Understanding the Vacant Property Tax is important for all homeowners.

The housing affordability debate came back into light this week, with the Victorian Government announcing a vacant property tax across some of Melbourne’s most popular suburbs.

Councils subject to the new Vacant Property tax.

In a recent fact sheet published by the Victorian Government, The Vacant Residential Property Tax will target some of the estimated 82,000 homes sitting vacant across Melbourne which accounts for close to 5% of Melbourne’s total housing stock. The government hopes this tax will encourage the owners to put these properties back into the market, making them available to rent or sell to alleviate some of the strains on the housing market.

Although the final details of the tax are still being discussed, it is clear that it will take effect of the 1st January, 2018 and will only apply to properties that are unoccupied for 6 months or longer within a calendar year. The 1% levy, will be calculated against the capital improved value of the property which is set by the council and issued to home owners on their rates notice.

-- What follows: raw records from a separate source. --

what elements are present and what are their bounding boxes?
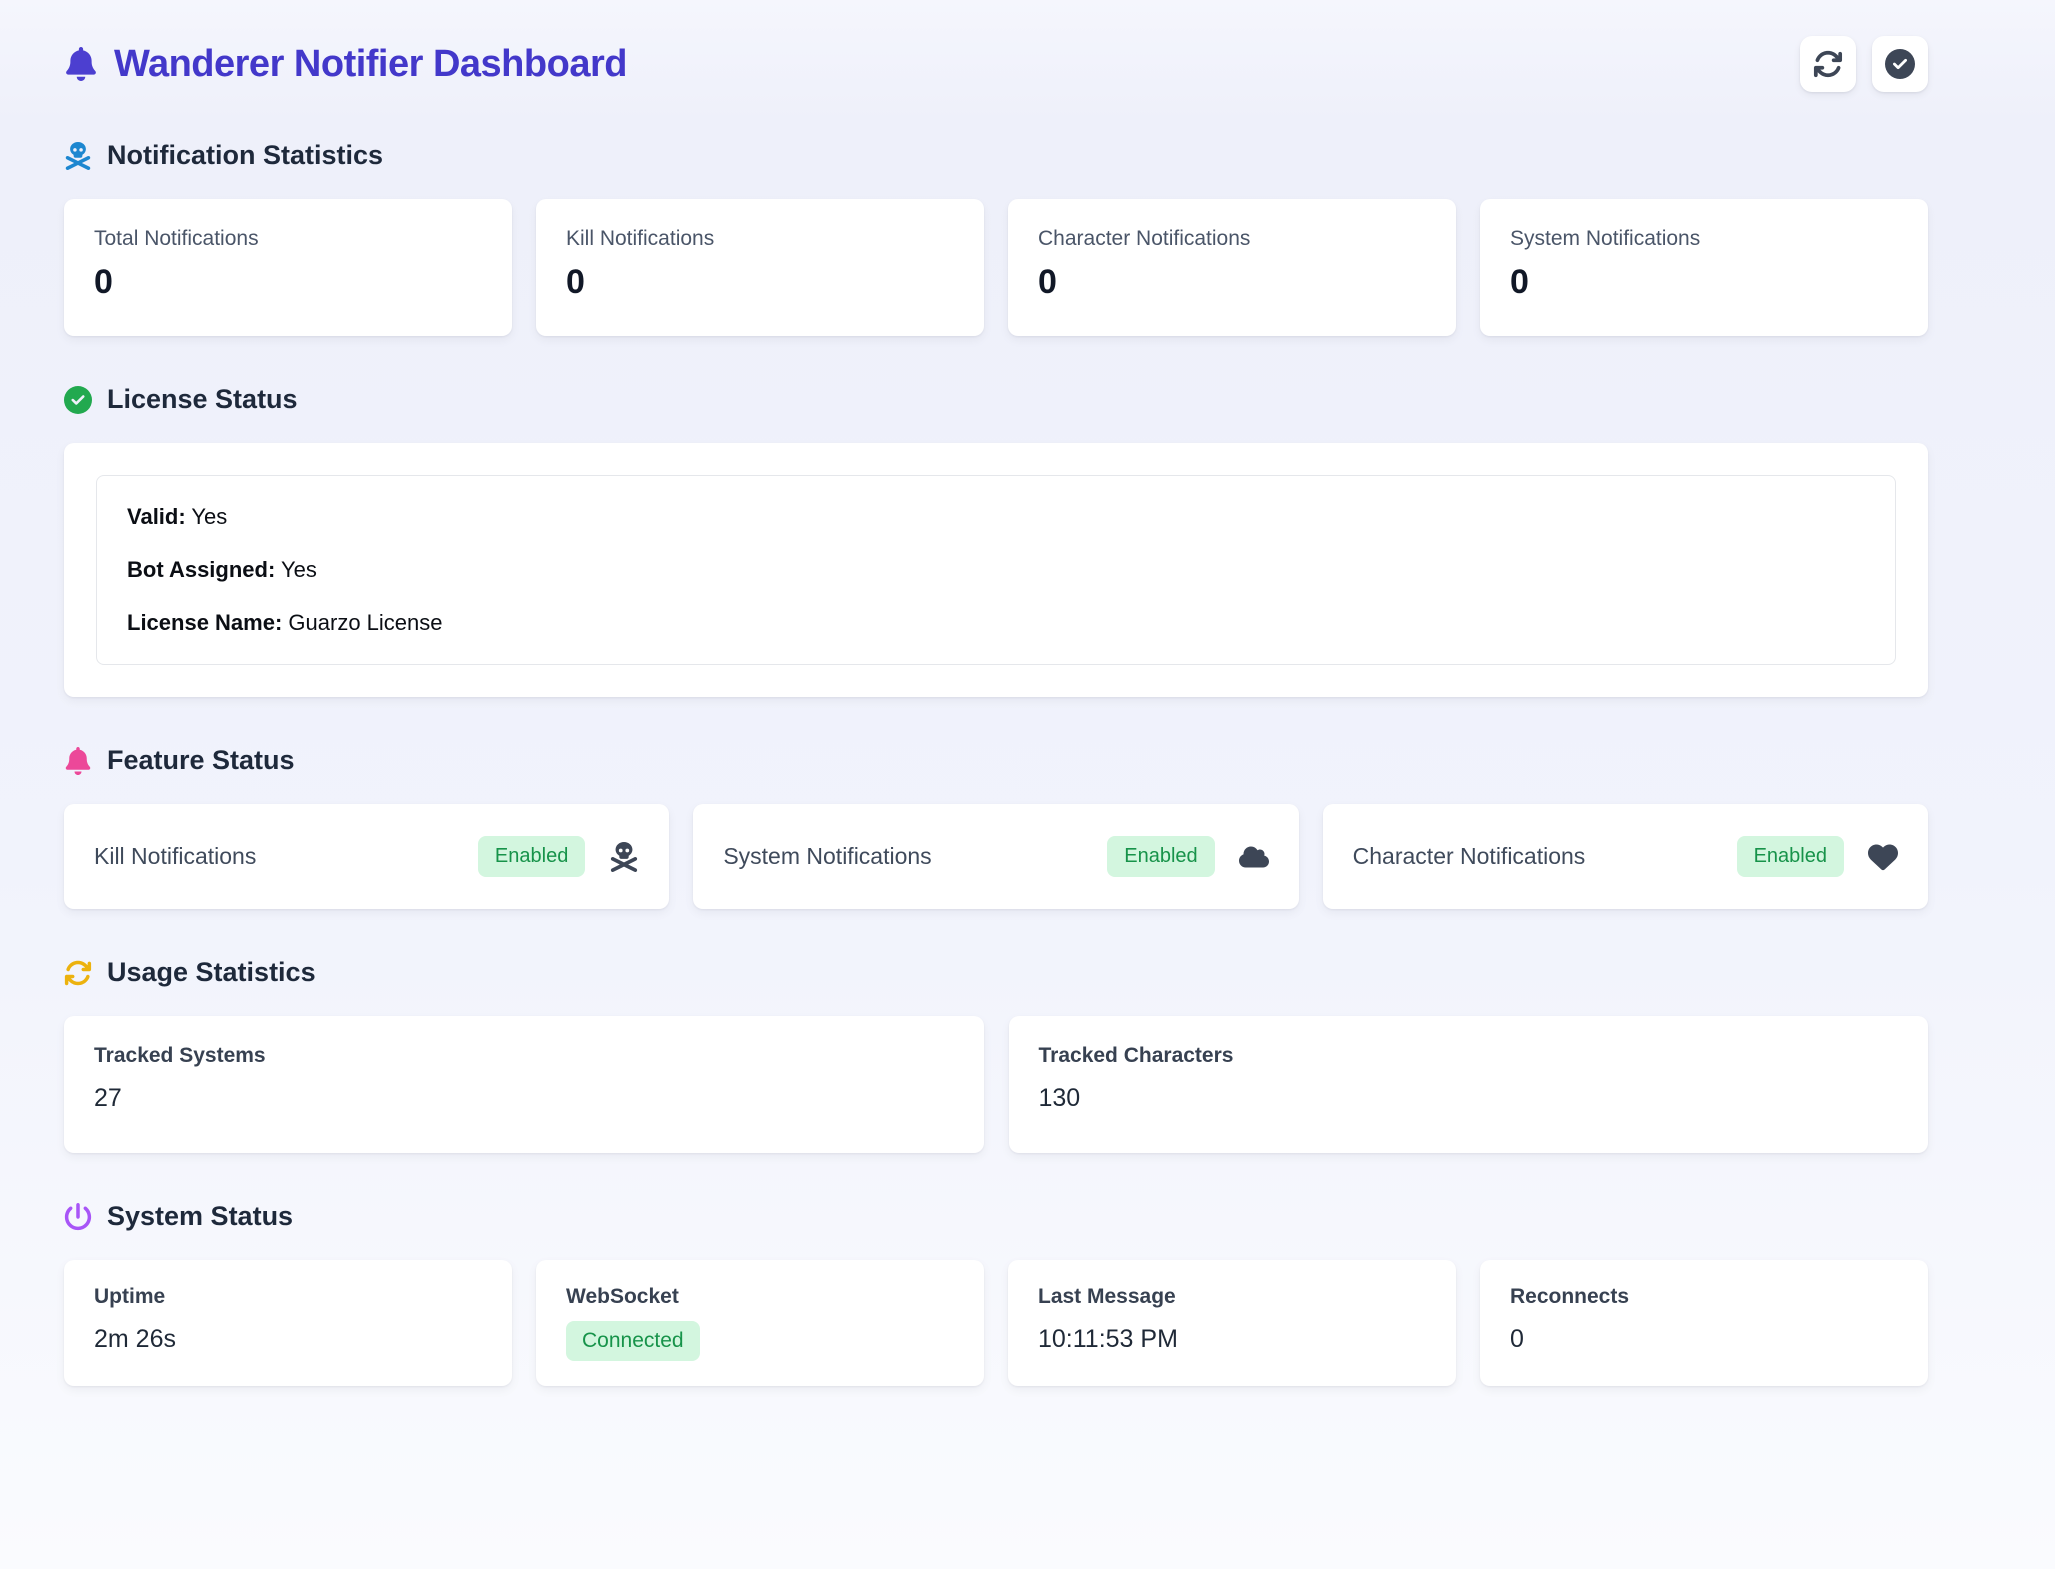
license-bot-assigned-line: Bot Assigned: Yes bbox=[127, 557, 1865, 583]
page-title: Wanderer Notifier Dashboard bbox=[114, 42, 627, 85]
section-title: License Status bbox=[107, 384, 298, 414]
license-name-line: License Name: Guarzo License bbox=[127, 610, 1865, 636]
feature-label: Kill Notifications bbox=[94, 843, 257, 869]
system-label: WebSocket bbox=[566, 1285, 679, 1308]
skull-crossbones-icon bbox=[64, 142, 92, 170]
stat-label: Kill Notifications bbox=[566, 227, 715, 250]
check-circle-icon bbox=[64, 386, 92, 414]
license-valid-line: Valid: Yes bbox=[127, 504, 1865, 530]
refresh-icon bbox=[1813, 49, 1843, 79]
license-valid-value: Yes bbox=[185, 504, 228, 529]
system-card-websocket: WebSocket Connected bbox=[536, 1260, 984, 1386]
usage-label: Tracked Characters bbox=[1038, 1044, 1234, 1067]
skull-crossbones-icon bbox=[609, 842, 639, 872]
usage-card-tracked-systems: Tracked Systems 27 bbox=[64, 1016, 984, 1153]
license-bot-assigned-label: Bot Assigned: bbox=[127, 557, 276, 582]
stat-card-system-notifications: System Notifications 0 bbox=[1480, 199, 1928, 336]
usage-value: 27 bbox=[94, 1084, 122, 1112]
system-value: 10:11:53 PM bbox=[1038, 1325, 1178, 1353]
usage-card-tracked-characters: Tracked Characters 130 bbox=[1008, 1016, 1928, 1153]
check-circle-icon bbox=[1885, 49, 1915, 79]
websocket-status-badge: Connected bbox=[566, 1321, 700, 1361]
system-value: 0 bbox=[1510, 1325, 1524, 1353]
license-bot-assigned-value: Yes bbox=[275, 557, 317, 582]
status-badge: Enabled bbox=[1107, 836, 1215, 877]
section-title: Usage Statistics bbox=[107, 957, 316, 987]
license-valid-label: Valid: bbox=[127, 504, 186, 529]
section-license-status: License Status Valid: Yes Bot Assigned: … bbox=[64, 384, 1928, 697]
license-details-box: Valid: Yes Bot Assigned: Yes License Nam… bbox=[96, 475, 1896, 665]
section-title: Notification Statistics bbox=[107, 140, 384, 170]
system-label: Reconnects bbox=[1510, 1285, 1630, 1308]
stat-card-kill-notifications: Kill Notifications 0 bbox=[536, 199, 984, 336]
license-card: Valid: Yes Bot Assigned: Yes License Nam… bbox=[64, 443, 1928, 697]
feature-label: System Notifications bbox=[723, 843, 932, 869]
stat-card-total-notifications: Total Notifications 0 bbox=[64, 199, 512, 336]
section-title: System Status bbox=[107, 1201, 294, 1231]
feature-label: Character Notifications bbox=[1352, 843, 1586, 869]
stat-value: 0 bbox=[1038, 263, 1057, 301]
system-label: Uptime bbox=[94, 1285, 166, 1308]
stat-label: System Notifications bbox=[1510, 227, 1701, 250]
system-card-reconnects: Reconnects 0 bbox=[1480, 1260, 1928, 1386]
usage-label: Tracked Systems bbox=[94, 1044, 266, 1067]
stat-label: Total Notifications bbox=[94, 227, 259, 250]
section-system-status: System Status Uptime 2m 26s WebSocket Co… bbox=[64, 1201, 1928, 1386]
stat-value: 0 bbox=[1510, 263, 1529, 301]
section-notification-statistics: Notification Statistics Total Notificati… bbox=[64, 140, 1928, 336]
status-check-button[interactable] bbox=[1872, 36, 1928, 92]
status-badge: Enabled bbox=[1736, 836, 1844, 877]
header: Wanderer Notifier Dashboard bbox=[64, 36, 1928, 92]
system-label: Last Message bbox=[1038, 1285, 1176, 1308]
cloud-icon bbox=[1239, 842, 1269, 872]
status-badge: Enabled bbox=[477, 836, 586, 877]
stat-card-character-notifications: Character Notifications 0 bbox=[1008, 199, 1456, 336]
system-card-last-message: Last Message 10:11:53 PM bbox=[1008, 1260, 1456, 1386]
stat-value: 0 bbox=[94, 263, 113, 301]
dashboard-page: Wanderer Notifier Dashboard Notification… bbox=[64, 36, 1928, 1386]
power-icon bbox=[64, 1203, 92, 1231]
heart-icon bbox=[1868, 842, 1898, 872]
feature-card-system-notifications: System Notifications Enabled bbox=[693, 804, 1299, 909]
license-name-label: License Name: bbox=[127, 610, 283, 635]
stat-value: 0 bbox=[566, 263, 585, 301]
system-card-uptime: Uptime 2m 26s bbox=[64, 1260, 512, 1386]
section-feature-status: Feature Status Kill Notifications Enable… bbox=[64, 745, 1928, 909]
stat-label: Character Notifications bbox=[1038, 227, 1251, 250]
bell-icon bbox=[64, 747, 92, 775]
feature-card-kill-notifications: Kill Notifications Enabled bbox=[64, 804, 670, 909]
system-value: 2m 26s bbox=[94, 1325, 176, 1353]
usage-value: 130 bbox=[1038, 1084, 1081, 1112]
license-name-value: Guarzo License bbox=[282, 610, 443, 635]
refresh-icon bbox=[64, 959, 92, 987]
section-title: Feature Status bbox=[107, 745, 295, 775]
feature-card-character-notifications: Character Notifications Enabled bbox=[1322, 804, 1928, 909]
section-usage-statistics: Usage Statistics Tracked Systems 27 Trac… bbox=[64, 957, 1928, 1153]
bell-icon bbox=[64, 47, 98, 81]
refresh-button[interactable] bbox=[1800, 36, 1856, 92]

Being a self-reporting tax, the liability will fall on home owners to report but the State Revenue Office has suggested that it will also ‘undertake monitoring and compliance activities’. This could mean checking utility records to identify properties with very low usage or potentially inspecting suspected properties.

The fact sheet released by the Victorian Government also noted some exemptions from the tax, including holiday homes, deceased estates and homes owned by Victorians who are temporarily overseas.

Do you think this tax will be effective?